Zu den „Sommerlesungen“ geht es im Markusjahr weit zurück, fast an den Anfang des Evangeliums. Zur Erinnerung: Die Passionsgeschichte war bereits zeitgerecht in der Osterzeit dran, und jetzt geht es beim Stichwort „Sabbat“ einfach mitten rein in den laufenden Text. Anders als bei den übrigen Evangelien gibt es keine Vor- oder Nachgeschichten und keine gezielte Gliederung nach Worten und Taten Jesus oder anderen stilistischen Prinzipien. Nach dem provozierenden Ährenraufen am Sabbat geht Jesus nun noch einen Schritt weiter und praktiziert das, was jüngst im Buch Exodus zu lesen war. Die Würde des Menschen, eines einzigen, steht für ihn höher als alle Regularien einer gesetzlichen Frömmigkeit. Damit wird der Sabbat aber keineswegs geschändet oder gar entheiligt, sondern die Formen der Frömmigkeit werden auf ihren eigentlichen Sinn zurückgebracht. Der Ruf Jesu verbreitet sich.
Der See Genezareth war damals durch seine Lage an den weitläufigen Handelsrouten so etwas wie eine Drehscheibe, fast schon ein Schmelztiegel, gespeist aus verschiedenen Verkehrswegen, über die Waren, aber auch Ideen und Interessen transportiert wurden. Jerusalem auf dem Berge war viel mehr abseits von den Strömen der Zeit. Bei dem, was Jesus tut und sagt, muss man sich vor dem Missverständnis hüten, er sei wie ein Arzt zu den Menschen gegangen. Das Wort, das wir in den deutschen Übersetzungen zumeist mit „heilen“ wiedergeben, lautet griechisch „therapieren“ und hat den Bedeutungsspielraum von „Kranke behandeln/heilen“, „bedienen“, „pflegen“, „verehren“. Der „Therapon“ ist griechisch der „Diener“. Die Fußwaschung etwa wäre eine solche Tätigkeit, aber genauso die Schmerzbehandlung. Er hat auch nicht alle Menschen geheilt, sondern „viele“. Und Dämonen, Seelenmächte, von denen Menschen nach damaliger Vorstellung besessen sein können, sind auch nicht so ohne Weiteres mit Krankheiten gleichzusetzen.

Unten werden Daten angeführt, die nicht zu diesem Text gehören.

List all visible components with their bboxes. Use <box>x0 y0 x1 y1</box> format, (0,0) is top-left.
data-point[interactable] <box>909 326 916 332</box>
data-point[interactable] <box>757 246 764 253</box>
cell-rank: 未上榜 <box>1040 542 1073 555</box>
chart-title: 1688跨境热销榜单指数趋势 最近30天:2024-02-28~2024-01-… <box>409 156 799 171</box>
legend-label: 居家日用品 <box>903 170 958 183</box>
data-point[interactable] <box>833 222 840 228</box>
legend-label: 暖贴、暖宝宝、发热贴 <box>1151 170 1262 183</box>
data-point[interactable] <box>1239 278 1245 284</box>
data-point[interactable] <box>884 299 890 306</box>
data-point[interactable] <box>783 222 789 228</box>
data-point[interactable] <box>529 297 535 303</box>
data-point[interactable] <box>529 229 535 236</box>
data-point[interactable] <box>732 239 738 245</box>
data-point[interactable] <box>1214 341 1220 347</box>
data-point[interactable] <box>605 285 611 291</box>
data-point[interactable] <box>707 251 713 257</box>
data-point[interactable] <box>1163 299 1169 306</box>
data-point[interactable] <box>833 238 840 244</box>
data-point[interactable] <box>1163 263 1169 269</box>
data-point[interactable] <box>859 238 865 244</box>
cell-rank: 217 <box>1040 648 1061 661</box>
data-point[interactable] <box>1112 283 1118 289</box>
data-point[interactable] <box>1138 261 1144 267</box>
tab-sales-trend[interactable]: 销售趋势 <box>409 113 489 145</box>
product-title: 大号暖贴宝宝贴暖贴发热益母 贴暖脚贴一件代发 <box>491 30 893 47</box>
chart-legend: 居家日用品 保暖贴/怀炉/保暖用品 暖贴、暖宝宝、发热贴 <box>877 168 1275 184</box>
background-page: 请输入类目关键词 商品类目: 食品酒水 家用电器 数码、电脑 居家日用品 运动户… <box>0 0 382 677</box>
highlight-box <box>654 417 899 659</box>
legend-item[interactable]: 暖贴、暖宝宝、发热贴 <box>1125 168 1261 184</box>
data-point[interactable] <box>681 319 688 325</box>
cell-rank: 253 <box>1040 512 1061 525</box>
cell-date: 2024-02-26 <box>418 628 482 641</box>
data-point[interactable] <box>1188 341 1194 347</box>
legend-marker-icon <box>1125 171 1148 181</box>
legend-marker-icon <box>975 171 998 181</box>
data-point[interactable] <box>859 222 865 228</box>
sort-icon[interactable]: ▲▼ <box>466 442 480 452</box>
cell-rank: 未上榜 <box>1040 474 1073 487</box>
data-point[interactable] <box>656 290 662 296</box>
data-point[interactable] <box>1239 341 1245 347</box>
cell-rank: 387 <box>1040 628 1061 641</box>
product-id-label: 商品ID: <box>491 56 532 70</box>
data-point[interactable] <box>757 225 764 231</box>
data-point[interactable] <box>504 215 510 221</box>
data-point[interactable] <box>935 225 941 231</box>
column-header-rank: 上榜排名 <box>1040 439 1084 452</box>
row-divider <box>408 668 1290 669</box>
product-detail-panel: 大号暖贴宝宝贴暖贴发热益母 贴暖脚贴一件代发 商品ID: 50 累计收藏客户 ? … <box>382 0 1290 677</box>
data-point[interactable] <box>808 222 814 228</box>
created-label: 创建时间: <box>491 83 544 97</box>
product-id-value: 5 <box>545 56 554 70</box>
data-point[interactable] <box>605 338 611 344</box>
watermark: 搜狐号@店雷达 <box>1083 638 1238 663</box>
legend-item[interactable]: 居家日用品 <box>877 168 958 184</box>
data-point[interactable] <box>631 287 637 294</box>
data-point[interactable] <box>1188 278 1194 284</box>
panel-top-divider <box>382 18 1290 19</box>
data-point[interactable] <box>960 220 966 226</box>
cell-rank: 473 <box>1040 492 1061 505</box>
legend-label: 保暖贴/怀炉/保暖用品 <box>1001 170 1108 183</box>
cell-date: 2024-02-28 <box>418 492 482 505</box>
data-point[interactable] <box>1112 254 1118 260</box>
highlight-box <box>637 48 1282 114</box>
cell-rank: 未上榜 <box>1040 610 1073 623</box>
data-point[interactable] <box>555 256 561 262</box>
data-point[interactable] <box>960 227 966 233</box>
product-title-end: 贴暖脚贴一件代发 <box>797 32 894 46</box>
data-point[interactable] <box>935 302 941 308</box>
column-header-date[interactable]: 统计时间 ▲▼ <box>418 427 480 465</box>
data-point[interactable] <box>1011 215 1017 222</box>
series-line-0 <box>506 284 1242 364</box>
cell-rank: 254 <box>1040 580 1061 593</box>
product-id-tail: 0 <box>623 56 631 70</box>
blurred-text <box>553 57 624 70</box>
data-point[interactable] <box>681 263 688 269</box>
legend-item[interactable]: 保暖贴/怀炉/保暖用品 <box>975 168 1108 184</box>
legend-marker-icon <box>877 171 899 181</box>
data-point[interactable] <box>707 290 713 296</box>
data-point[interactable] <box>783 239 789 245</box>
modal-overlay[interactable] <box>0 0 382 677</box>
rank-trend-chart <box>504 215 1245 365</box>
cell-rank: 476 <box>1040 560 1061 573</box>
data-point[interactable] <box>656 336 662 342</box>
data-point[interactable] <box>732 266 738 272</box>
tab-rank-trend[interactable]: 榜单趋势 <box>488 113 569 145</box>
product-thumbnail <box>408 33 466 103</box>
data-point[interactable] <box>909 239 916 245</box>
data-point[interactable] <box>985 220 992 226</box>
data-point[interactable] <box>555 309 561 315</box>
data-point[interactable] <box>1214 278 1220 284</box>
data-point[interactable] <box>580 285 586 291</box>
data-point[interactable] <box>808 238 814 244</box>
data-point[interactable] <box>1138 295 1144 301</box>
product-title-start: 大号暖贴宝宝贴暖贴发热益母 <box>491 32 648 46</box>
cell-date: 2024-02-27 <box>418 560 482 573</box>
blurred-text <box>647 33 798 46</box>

Ein schwieriges Thema, über das oft mit den Stichworten „Heil und Heilung“ nachgedacht worden ist. Auf jeden Fall durchbricht Jesus den Trend fast jeder Gesellschaft, Kranke und Behinderte auszusondern. Er sucht sie auf, er fasst sie an, er isst mit ihnen, er dient ihnen mit seiner selbstverständlichen Menschlichkeit und gibt ihnen wieder Hoffnung, weil er sie als Gottes Geschöpfe behandelt und sie in dieser Würde achtet. Das verstehen seine Gegner als einen heftigen Angriff auf ihre Vorrechte und ihre Hierarchie (= als heilig ausgegebene Ordnung), sie versuchen Jesus als „Grenzüberschreiter“ selbst in die Ecke der bösen Geister zu stellen und ihn als Beelzebub abzustempeln. Die Menschen erleben das anders!